И, будь я проклят, я ему поверил; позволил себе поверить тому, чему никогда не должен был верить: что он прав, что он не ошибается; что это может стать правдой. Я очень на себя рассердился и сказал ему, чтобы он замолчал, но немного погодя добавил:
– Да ты понимаешь, ведь человек может взять да и сделать так, что вдруг случится что-нибудь такое, что могло никогда и не случиться, понимаешь ты это или нет? Не надо внушать себе, что для тебя все пропало.
И тут же устыдился своих собственных слов, потому что он вдруг засмеялся и сказал:
– Да я же шучу, Джексон, я просто так, смеха ради.

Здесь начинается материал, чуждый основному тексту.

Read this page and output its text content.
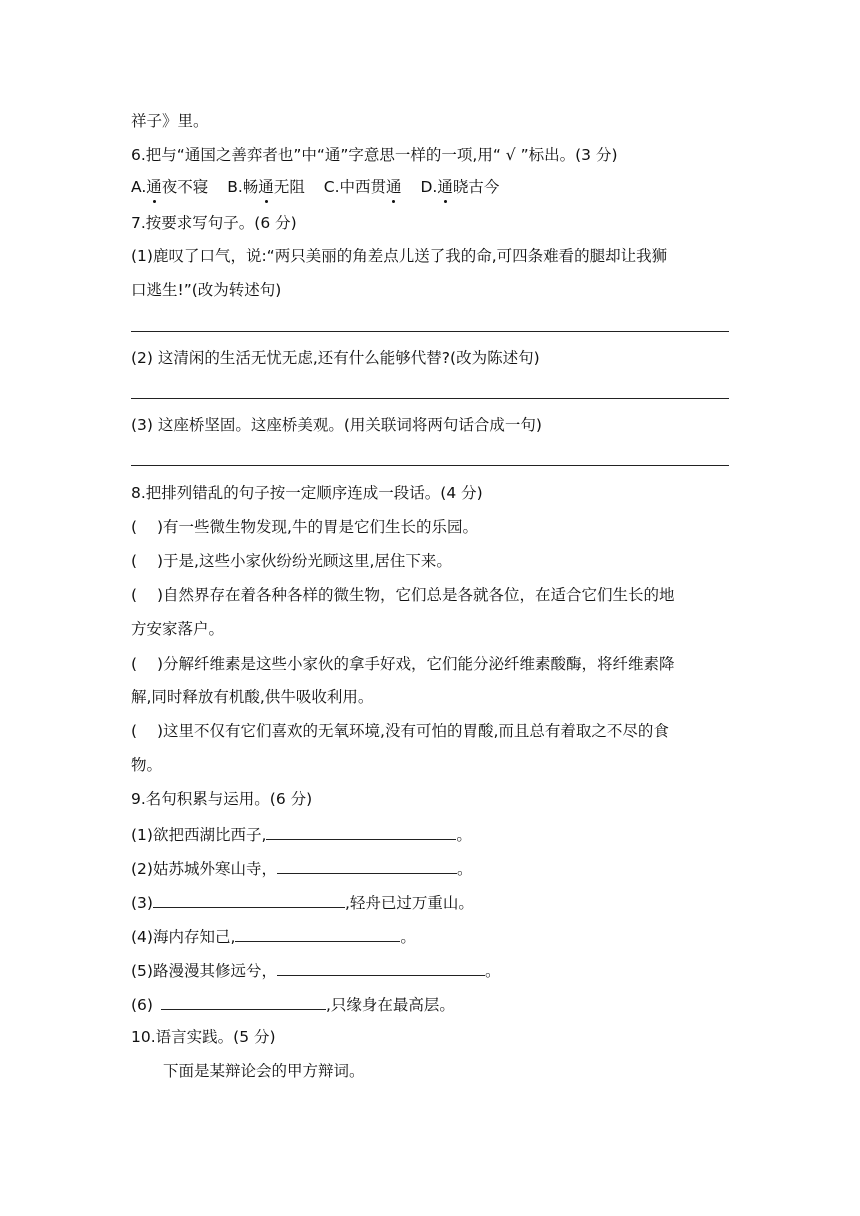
祥子》里。
6.把与“通国之善弈者也”中“通”字意思一样的一项,用“ √ ”标出。(3 分)
A.通夜不寝 B.畅通无阻 C.中西贯通 D.通晓古今
7.按要求写句子。(6 分)
(1)鹿叹了口气，说:“两只美丽的角差点儿送了我的命,可四条难看的腿却让我狮
口逃生!”(改为转述句)
(2) 这清闲的生活无忧无虑,还有什么能够代替?(改为陈述句)
(3) 这座桥坚固。这座桥美观。(用关联词将两句话合成一句)
8.把排列错乱的句子按一定顺序连成一段话。(4 分)
( )有一些微生物发现,牛的胃是它们生长的乐园。
( )于是,这些小家伙纷纷光顾这里,居住下来。
( )自然界存在着各种各样的微生物，它们总是各就各位，在适合它们生长的地
方安家落户。
( )分解纤维素是这些小家伙的拿手好戏，它们能分泌纤维素酸酶，将纤维素降
解,同时释放有机酸,供牛吸收利用。
( )这里不仅有它们喜欢的无氧环境,没有可怕的胃酸,而且总有着取之不尽的食
物。
9.名句积累与运用。(6 分)
(1)欲把西湖比西子,	。
(2)姑苏城外寒山寺，	。
(3)	,轻舟已过万重山。
(4)海内存知己,	。
(5)路漫漫其修远兮，	。
(6)	,只缘身在最高层。
10.语言实践。(5 分)
下面是某辩论会的甲方辩词。
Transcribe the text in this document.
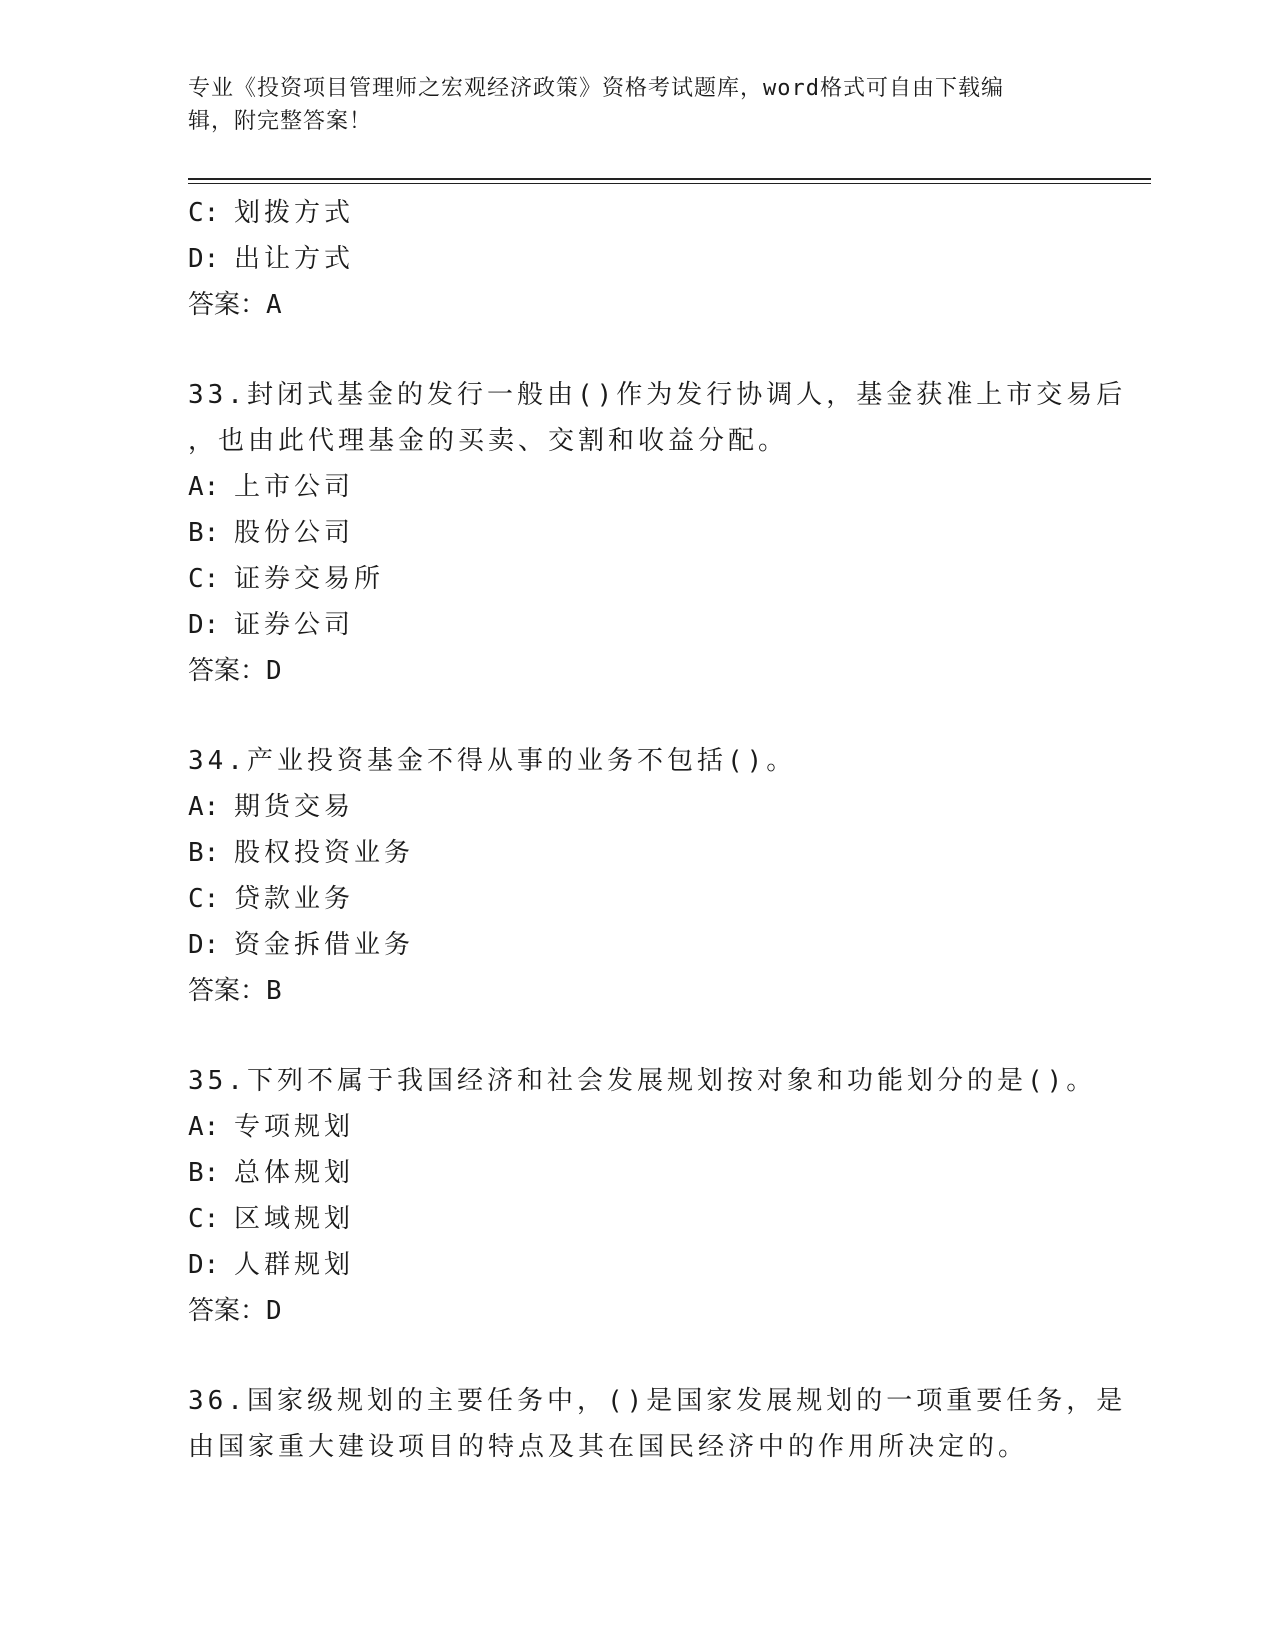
专业《投资项目管理师之宏观经济政策》资格考试题库，word格式可自由下载编
辑，附完整答案！
C: 划拨方式
D: 出让方式
答案：A
33.封闭式基金的发行一般由()作为发行协调人，基金获准上市交易后
，也由此代理基金的买卖、交割和收益分配。
A: 上市公司
B: 股份公司
C: 证券交易所
D: 证券公司
答案：D
34.产业投资基金不得从事的业务不包括()。
A: 期货交易
B: 股权投资业务
C: 贷款业务
D: 资金拆借业务
答案：B
35.下列不属于我国经济和社会发展规划按对象和功能划分的是()。
A: 专项规划
B: 总体规划
C: 区域规划
D: 人群规划
答案：D
36.国家级规划的主要任务中，()是国家发展规划的一项重要任务，是
由国家重大建设项目的特点及其在国民经济中的作用所决定的。
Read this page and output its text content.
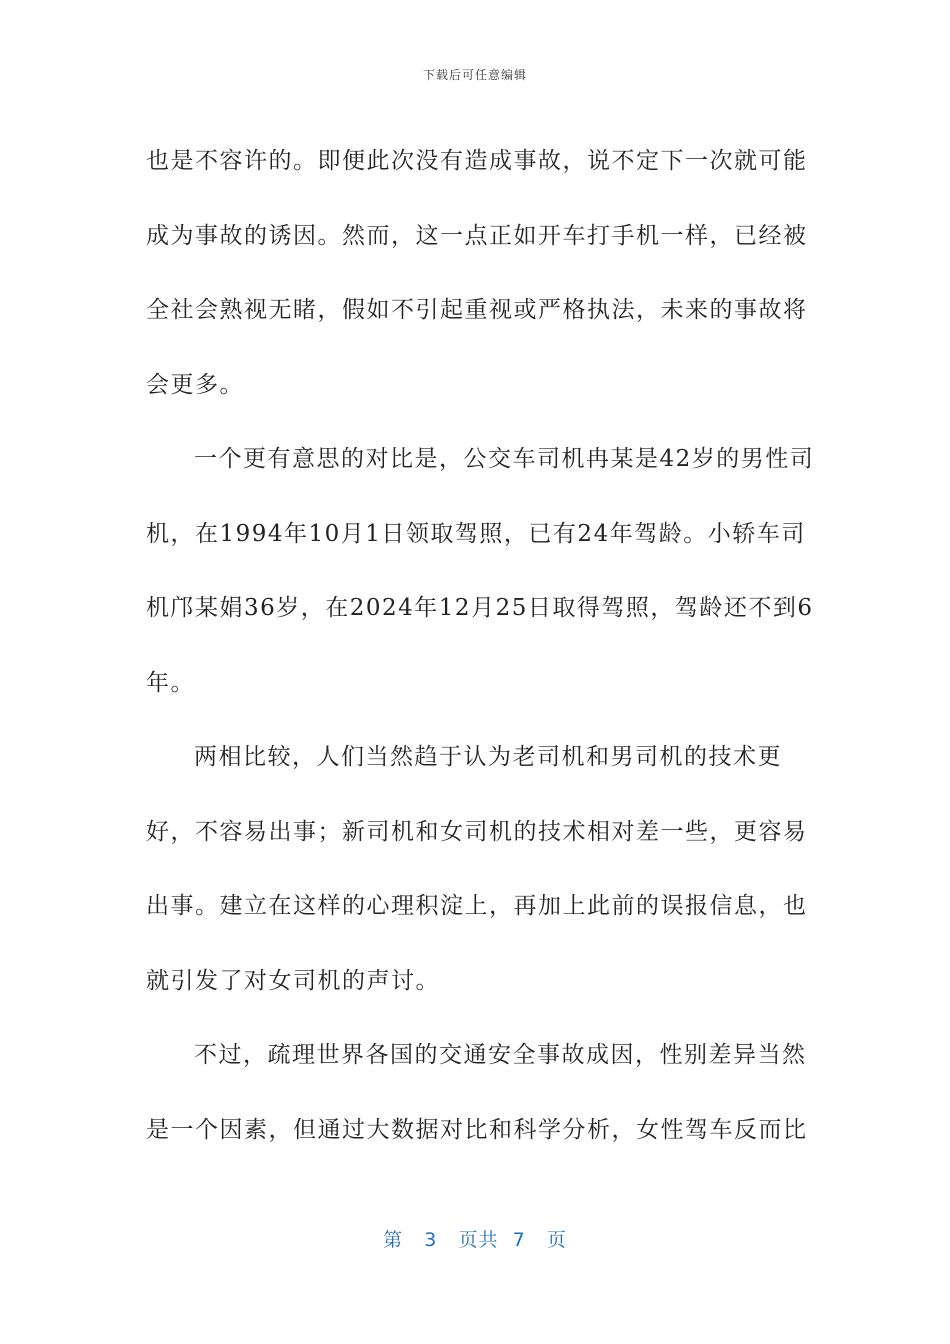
下载后可任意编辑

也是不容许的。即便此次没有造成事故，说不定下一次就可能成为事故的诱因。然而，这一点正如开车打手机一样，已经被全社会熟视无睹，假如不引起重视或严格执法，未来的事故将会更多。

一个更有意思的对比是，公交车司机冉某是42岁的男性司机，在1994年10月1日领取驾照，已有24年驾龄。小轿车司机邝某娟36岁，在2024年12月25日取得驾照，驾龄还不到6年。

两相比较，人们当然趋于认为老司机和男司机的技术更好，不容易出事；新司机和女司机的技术相对差一些，更容易出事。建立在这样的心理积淀上，再加上此前的误报信息，也就引发了对女司机的声讨。

不过，疏理世界各国的交通安全事故成因，性别差异当然是一个因素，但通过大数据对比和科学分析，女性驾车反而比

第 3 页共 7 页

И все-таки я знал, что он вовсе не шутит. Но я решил притвориться, что поверил ему, и мы опять стали кричать писателю и Джо Фоксхолу и смеяться, но мы задыхались, мы совершенно выбились из сил и едва могли двигаться. Но вот наконец мы с Виктором уже по другую сторону проволоки, путь пройден, мы на ногах наконец! Мы стояли и выплевывали пыль изо рта и легких.
После этого нам еще полагалось перейти через речку по узенькому висячему мостику, и мы это тоже осилили, это было не так уж трудно.
В следующий раз, когда мы ездили в Нью-Джерси, мы стреляли из карабина по движущейся мишени, а в третий раз мы только зря прокатились и проболтались весь день без дела, потому что нас отвезли туда по ошибке.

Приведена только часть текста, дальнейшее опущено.